Artist finds new things to say in familiar ways for new exhibition
For a decade or so, it's been the face that has been at the center of April Sunami's art-making. Each work begins with one, whether found or friend or family member, and provides a reference point that informs the remainder of the work to come.
“The face is the foundation. It determines where the rest of the conversation is going to go,” Sunami said. “It determines the color palette, then [the] collage elements, then the mixed media.
“When I first [made paintings focusing on a face], I made two paintings similar to this style … maybe in '04 [or] '05. It was just something that really spoke to me, where I felt like I stumbled upon something that would be meaningful to me. I've been doing this ‘woman and hair' and ‘woman and body covering' thing for a decade now. It has helped me continue to develop the subject matter, which has been fundamental, because the subject matter has become a framework for me to discuss other things that are important to me. As I keep going along I keep finding more ways to say things in my work. But I never have any answers. It's always questions.”
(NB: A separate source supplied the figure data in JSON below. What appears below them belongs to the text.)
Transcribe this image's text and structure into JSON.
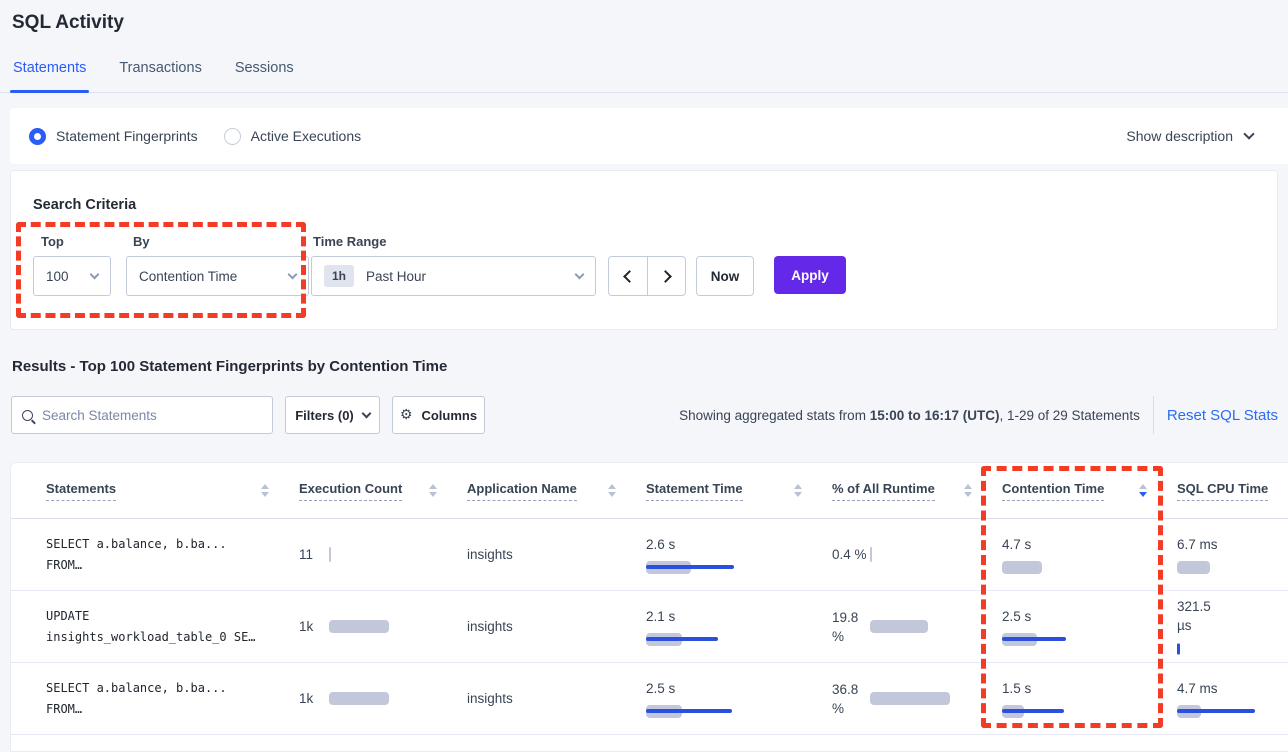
{
  "page": {
    "title": "SQL Activity"
  },
  "tabs": [
    {
      "label": "Statements",
      "active": true
    },
    {
      "label": "Transactions",
      "active": false
    },
    {
      "label": "Sessions",
      "active": false
    }
  ],
  "view_toggle": {
    "options": [
      {
        "label": "Statement Fingerprints",
        "selected": true
      },
      {
        "label": "Active Executions",
        "selected": false
      }
    ],
    "show_description": "Show description"
  },
  "search_criteria": {
    "title": "Search Criteria",
    "top": {
      "label": "Top",
      "value": "100"
    },
    "by": {
      "label": "By",
      "value": "Contention Time"
    },
    "time_range": {
      "label": "Time Range",
      "badge": "1h",
      "value": "Past Hour"
    },
    "now_label": "Now",
    "apply_label": "Apply"
  },
  "results": {
    "title": "Results - Top 100 Statement Fingerprints by Contention Time",
    "search_placeholder": "Search Statements",
    "filters_label": "Filters (0)",
    "columns_label": "Columns",
    "stats_prefix": "Showing aggregated stats from ",
    "stats_range": "15:00 to 16:17 (UTC)",
    "stats_suffix": ", 1-29 of 29 Statements",
    "reset_label": "Reset SQL Stats"
  },
  "table": {
    "headers": [
      {
        "label": "Statements",
        "sort": "none"
      },
      {
        "label": "Execution Count",
        "sort": "none"
      },
      {
        "label": "Application Name",
        "sort": "none"
      },
      {
        "label": "Statement Time",
        "sort": "none"
      },
      {
        "label": "% of All Runtime",
        "sort": "none"
      },
      {
        "label": "Contention Time",
        "sort": "desc"
      },
      {
        "label": "SQL CPU Time",
        "sort": "none"
      }
    ],
    "rows": [
      {
        "statement_line1": "SELECT a.balance, b.ba...",
        "statement_line2": "FROM…",
        "execution_count": "11",
        "application_name": "insights",
        "statement_time": "2.6 s",
        "pct_runtime": "0.4 %",
        "contention_time": "4.7 s",
        "sql_cpu_time": "6.7 ms",
        "bars": {
          "exec": {
            "gray": 2,
            "blue": 0
          },
          "stmt_time": {
            "gray": 45,
            "blue": 88
          },
          "pct": {
            "gray": 2,
            "blue": 0
          },
          "contention": {
            "gray": 40,
            "blue": 0
          },
          "cpu": {
            "gray": 33,
            "blue": 0
          }
        }
      },
      {
        "statement_line1": "UPDATE",
        "statement_line2": "insights_workload_table_0 SE…",
        "execution_count": "1k",
        "application_name": "insights",
        "statement_time": "2.1 s",
        "pct_runtime": "19.8 %",
        "contention_time": "2.5 s",
        "sql_cpu_time": "321.5 µs",
        "bars": {
          "exec": {
            "gray": 60,
            "blue": 0
          },
          "stmt_time": {
            "gray": 36,
            "blue": 72
          },
          "pct": {
            "gray": 58,
            "blue": 0
          },
          "contention": {
            "gray": 35,
            "blue": 64
          },
          "cpu": {
            "gray": 0,
            "blue": 3,
            "tick": true
          }
        }
      },
      {
        "statement_line1": "SELECT a.balance, b.ba...",
        "statement_line2": "FROM…",
        "execution_count": "1k",
        "application_name": "insights",
        "statement_time": "2.5 s",
        "pct_runtime": "36.8 %",
        "contention_time": "1.5 s",
        "sql_cpu_time": "4.7 ms",
        "bars": {
          "exec": {
            "gray": 60,
            "blue": 0
          },
          "stmt_time": {
            "gray": 36,
            "blue": 86
          },
          "pct": {
            "gray": 80,
            "blue": 0
          },
          "contention": {
            "gray": 22,
            "blue": 62
          },
          "cpu": {
            "gray": 24,
            "blue": 78
          }
        }
      }
    ]
  },
  "colors": {
    "accent_blue": "#2B5CF6",
    "link_blue": "#2A6DF4",
    "apply_purple": "#6429E8",
    "bar_gray": "#C2C8D9",
    "bar_blue": "#2B4FDE",
    "annotation_red": "#F43B26",
    "page_background": "#F5F6FA"
  }
}
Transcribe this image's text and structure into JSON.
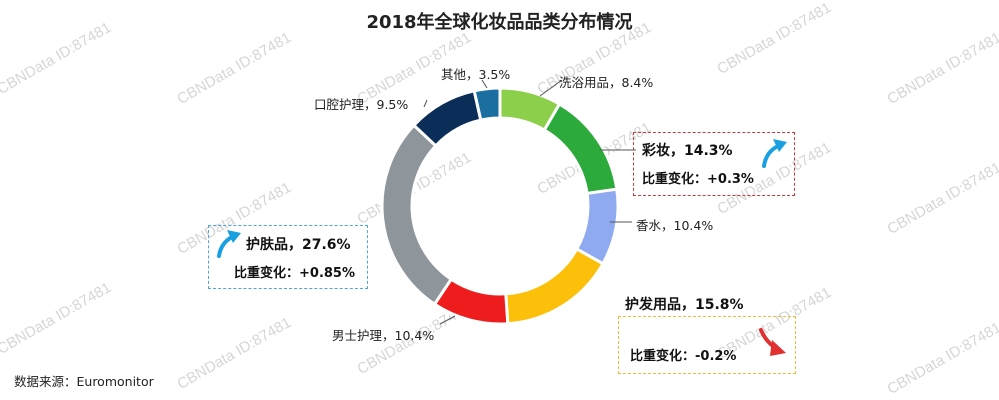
{
  "title": "2018年全球化妆品品类分布情况",
  "source": "数据来源：Euromonitor",
  "watermark_text": "CBNData ID:87481",
  "colors": {
    "skincare_box": "#4aa6de",
    "makeup_box": "#c93a3a",
    "hair_box": "#f0b93b",
    "arrow_up": "#1a9fe0",
    "arrow_down": "#e03030"
  },
  "chart_data": {
    "type": "pie",
    "donut": true,
    "title": "2018年全球化妆品品类分布情况",
    "categories": [
      "洗浴用品",
      "彩妆",
      "香水",
      "护发用品",
      "男士护理",
      "护肤品",
      "口腔护理",
      "其他"
    ],
    "values": [
      8.4,
      14.3,
      10.4,
      15.8,
      10.4,
      27.6,
      9.5,
      3.5
    ],
    "unit": "%",
    "colors": [
      "#8ccf4a",
      "#2daa3c",
      "#8faaf0",
      "#fcbf0a",
      "#ee1c1c",
      "#8e959b",
      "#0b2e58",
      "#1a6ea0"
    ],
    "labels": [
      "洗浴用品，8.4%",
      "彩妆，14.3%",
      "香水，10.4%",
      "护发用品，15.8%",
      "男士护理，10.4%",
      "护肤品，27.6%",
      "口腔护理，9.5%",
      "其他，3.5%"
    ]
  },
  "callouts": {
    "makeup_change": "比重变化：+0.3%",
    "skincare_change": "比重变化：+0.85%",
    "hair_change": "比重变化：-0.2%"
  },
  "arrows": {
    "makeup": "arrow-up-icon",
    "skincare": "arrow-up-icon",
    "hair": "arrow-down-icon"
  }
}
Initial works in this vein were, Sunami said, flat and two-dimensional — acrylic on canvas only. As she has continued to explore this environment, her works have grown to include collage elements, often featuring found materials.
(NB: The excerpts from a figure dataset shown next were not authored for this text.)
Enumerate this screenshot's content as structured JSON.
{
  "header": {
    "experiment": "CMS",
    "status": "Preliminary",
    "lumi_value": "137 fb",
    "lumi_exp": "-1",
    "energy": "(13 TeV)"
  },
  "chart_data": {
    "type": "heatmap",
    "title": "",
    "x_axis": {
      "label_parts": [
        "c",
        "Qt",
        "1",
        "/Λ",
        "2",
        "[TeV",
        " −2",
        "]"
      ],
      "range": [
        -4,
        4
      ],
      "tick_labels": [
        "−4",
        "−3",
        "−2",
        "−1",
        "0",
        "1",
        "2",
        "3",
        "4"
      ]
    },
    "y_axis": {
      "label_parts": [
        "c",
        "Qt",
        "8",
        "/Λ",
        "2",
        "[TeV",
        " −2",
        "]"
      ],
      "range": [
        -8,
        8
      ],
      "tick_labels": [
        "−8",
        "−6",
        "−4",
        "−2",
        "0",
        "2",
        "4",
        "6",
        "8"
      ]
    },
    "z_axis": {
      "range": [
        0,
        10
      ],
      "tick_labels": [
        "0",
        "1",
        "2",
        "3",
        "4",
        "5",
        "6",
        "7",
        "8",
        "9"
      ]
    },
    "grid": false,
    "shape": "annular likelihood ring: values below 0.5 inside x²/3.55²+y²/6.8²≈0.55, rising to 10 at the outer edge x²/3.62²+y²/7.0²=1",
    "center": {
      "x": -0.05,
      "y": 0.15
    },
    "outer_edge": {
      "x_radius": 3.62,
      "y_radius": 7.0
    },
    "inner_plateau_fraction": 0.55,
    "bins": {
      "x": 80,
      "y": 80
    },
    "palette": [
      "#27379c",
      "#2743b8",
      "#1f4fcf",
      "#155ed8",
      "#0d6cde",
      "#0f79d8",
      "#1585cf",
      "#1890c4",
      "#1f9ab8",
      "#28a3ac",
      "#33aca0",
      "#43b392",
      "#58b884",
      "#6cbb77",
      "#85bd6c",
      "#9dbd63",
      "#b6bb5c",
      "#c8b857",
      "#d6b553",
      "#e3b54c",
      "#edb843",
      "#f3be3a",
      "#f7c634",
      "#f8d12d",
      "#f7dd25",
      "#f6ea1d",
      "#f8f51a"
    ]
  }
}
“I'm a little bit of a hoarder,” Sunami said with a laugh. “I keep things and collect things and I find a new use for them. I have to give some deference to Aminah Robinson here. I'm not the first person to do this. I saw how she could take something everyday, mundane, and I've been extending and working off of that.”
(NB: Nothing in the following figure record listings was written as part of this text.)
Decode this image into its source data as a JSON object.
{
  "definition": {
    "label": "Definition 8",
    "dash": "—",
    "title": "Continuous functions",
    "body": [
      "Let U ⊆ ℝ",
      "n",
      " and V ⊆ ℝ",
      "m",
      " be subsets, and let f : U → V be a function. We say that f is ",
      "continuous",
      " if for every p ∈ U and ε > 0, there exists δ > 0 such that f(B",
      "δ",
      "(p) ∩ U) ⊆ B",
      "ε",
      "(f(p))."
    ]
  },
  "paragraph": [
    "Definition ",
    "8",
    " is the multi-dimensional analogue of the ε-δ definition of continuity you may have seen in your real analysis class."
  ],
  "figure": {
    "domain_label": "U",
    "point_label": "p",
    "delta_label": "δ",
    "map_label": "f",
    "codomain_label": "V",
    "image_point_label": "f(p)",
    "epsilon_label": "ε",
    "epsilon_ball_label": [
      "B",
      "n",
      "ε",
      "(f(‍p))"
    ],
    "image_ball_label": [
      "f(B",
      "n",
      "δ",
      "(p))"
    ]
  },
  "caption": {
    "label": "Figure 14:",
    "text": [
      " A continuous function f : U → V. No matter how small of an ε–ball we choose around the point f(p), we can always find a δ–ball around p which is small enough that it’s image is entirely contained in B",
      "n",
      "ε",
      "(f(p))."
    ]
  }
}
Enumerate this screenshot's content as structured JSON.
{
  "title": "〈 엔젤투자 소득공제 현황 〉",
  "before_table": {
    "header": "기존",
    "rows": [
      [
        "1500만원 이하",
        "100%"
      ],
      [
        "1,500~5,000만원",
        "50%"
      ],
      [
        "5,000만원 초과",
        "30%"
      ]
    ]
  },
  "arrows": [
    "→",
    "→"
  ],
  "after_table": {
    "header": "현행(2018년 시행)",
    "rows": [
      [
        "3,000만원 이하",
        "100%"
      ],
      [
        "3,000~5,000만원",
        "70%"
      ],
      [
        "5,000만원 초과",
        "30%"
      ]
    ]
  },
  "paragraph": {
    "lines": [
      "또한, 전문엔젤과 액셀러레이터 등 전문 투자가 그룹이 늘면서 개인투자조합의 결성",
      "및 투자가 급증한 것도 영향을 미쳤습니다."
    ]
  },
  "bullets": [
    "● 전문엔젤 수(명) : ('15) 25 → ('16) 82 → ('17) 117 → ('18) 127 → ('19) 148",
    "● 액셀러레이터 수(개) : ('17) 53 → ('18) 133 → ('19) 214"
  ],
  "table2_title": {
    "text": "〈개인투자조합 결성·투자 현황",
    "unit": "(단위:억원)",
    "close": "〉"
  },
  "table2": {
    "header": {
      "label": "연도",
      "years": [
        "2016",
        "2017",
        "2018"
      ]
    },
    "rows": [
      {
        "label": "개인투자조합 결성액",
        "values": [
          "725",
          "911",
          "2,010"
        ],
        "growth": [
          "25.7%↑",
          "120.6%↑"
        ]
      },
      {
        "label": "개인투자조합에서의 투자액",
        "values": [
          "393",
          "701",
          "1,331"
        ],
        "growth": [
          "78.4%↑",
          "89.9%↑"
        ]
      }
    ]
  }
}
More recently, Sunami's work has explored the African diaspora, with a particular concern for history and cultural preservation. One piece in “From the Depths,” titled “Nzinga,” is a tribute to Queen NzingaMbande, a 17th century African leader.
Sunami said that her use of the cowry shell also speaks to the preservation of culture and religion “that has survived the transatlantic slave trade to exist here in a completely new context.”
“People ask, ‘Is there ever going to be a time you don't do women and hair or this particular subject matter?'” she said. “And I think, yeah, there will come a day, but I still haven't said everything I want to say with it. I still have some exploring to do.”